Male golden hamsters fed a glucose diet as a model for cholesterol gallstone formation were used to investigate the effect of CS-514 on the lithogenicity of bile. Treatment with 0.05% (w/w) CS-514 in the diet for 1–4 weeks caused a decrease in plasma cholesterol and triacylglycerol levels. A marked increase in hepatic hydroxymethylglutaryl-CoA reductase activity in vitro and also an increased de novo cholesterol synthesis in the liver were induced by treatment with CS-514 for 1–4 weeks.
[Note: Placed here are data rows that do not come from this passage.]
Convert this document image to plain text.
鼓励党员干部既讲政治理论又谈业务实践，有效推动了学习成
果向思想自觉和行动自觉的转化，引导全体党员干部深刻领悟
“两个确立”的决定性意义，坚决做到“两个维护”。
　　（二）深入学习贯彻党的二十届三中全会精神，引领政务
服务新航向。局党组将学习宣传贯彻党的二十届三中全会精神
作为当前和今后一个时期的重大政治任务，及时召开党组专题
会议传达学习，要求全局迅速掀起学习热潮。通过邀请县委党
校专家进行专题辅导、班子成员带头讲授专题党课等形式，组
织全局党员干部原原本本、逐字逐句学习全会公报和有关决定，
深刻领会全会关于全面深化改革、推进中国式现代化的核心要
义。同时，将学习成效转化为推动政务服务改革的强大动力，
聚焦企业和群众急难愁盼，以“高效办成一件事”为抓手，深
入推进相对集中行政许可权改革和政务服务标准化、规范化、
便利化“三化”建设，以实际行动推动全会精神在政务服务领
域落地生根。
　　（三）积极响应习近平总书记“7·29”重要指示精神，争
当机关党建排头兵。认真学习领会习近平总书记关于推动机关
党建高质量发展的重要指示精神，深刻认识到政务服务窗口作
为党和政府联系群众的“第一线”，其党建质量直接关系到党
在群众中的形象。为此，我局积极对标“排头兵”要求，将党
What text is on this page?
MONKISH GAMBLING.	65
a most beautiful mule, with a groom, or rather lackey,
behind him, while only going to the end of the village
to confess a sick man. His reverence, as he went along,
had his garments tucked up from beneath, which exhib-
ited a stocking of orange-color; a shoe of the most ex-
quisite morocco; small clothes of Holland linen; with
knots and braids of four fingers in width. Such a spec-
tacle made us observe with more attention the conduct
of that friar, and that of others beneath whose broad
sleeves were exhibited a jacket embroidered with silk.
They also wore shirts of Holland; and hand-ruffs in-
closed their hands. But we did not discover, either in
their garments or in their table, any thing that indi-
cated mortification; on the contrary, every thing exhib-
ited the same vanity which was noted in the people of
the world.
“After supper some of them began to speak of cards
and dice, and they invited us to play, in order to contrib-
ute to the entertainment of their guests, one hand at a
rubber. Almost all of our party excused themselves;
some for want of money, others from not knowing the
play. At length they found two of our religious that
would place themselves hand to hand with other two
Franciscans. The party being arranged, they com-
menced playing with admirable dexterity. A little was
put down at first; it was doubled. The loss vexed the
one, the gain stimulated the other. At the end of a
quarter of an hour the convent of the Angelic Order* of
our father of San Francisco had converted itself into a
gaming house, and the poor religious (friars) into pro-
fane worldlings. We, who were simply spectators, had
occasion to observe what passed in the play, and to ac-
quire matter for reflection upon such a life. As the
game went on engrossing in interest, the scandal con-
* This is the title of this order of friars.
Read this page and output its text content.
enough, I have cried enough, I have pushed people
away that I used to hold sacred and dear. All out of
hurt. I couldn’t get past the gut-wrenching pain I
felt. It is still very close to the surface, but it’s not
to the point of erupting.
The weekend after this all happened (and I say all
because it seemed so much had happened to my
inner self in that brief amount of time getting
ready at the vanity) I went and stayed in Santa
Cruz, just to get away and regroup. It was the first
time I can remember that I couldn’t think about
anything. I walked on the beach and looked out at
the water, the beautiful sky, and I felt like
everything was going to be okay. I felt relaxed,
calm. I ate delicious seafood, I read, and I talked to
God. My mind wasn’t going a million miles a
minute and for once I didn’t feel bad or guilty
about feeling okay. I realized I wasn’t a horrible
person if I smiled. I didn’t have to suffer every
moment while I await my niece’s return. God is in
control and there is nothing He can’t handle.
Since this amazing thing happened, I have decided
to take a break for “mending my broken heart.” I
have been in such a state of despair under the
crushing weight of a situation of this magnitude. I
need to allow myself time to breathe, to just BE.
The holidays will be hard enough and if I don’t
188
The concentration of free cholesterol in liver microsomes and the cholesterol 7α-hydroxylase activity were both decreased by treatment with CS-514 for 1 week, but were not affected by treatment for 4 weeks. The cholesterol output into bile and the lithogenic index of bile were double those of the control (glucose diet only) following treatment with CS-514 for 4 weeks, and the subsequent incidence of cholesterol gallstone formation was elevated. The content of free cholesterol and cholesterol ester in the liver was not affected by treatment with CS-514 for 4 weeks. These results suggest that long-term treatment with CS-514 causes a compensatory increase in the synthesis of hydroxymethylglutaryl-CoA reductase which leads to augmented hepatic de novo cholesterol synthesis and subsequent increased cholesterol output followed by an increase in the lithogenicity of bile. CS-514 apparently does not prevent cholesterol gallstone formation in those examples where the mechanism is thought to be due to augmented hepatic de novo cholesterol synthesis (type IV hyperlipidemia).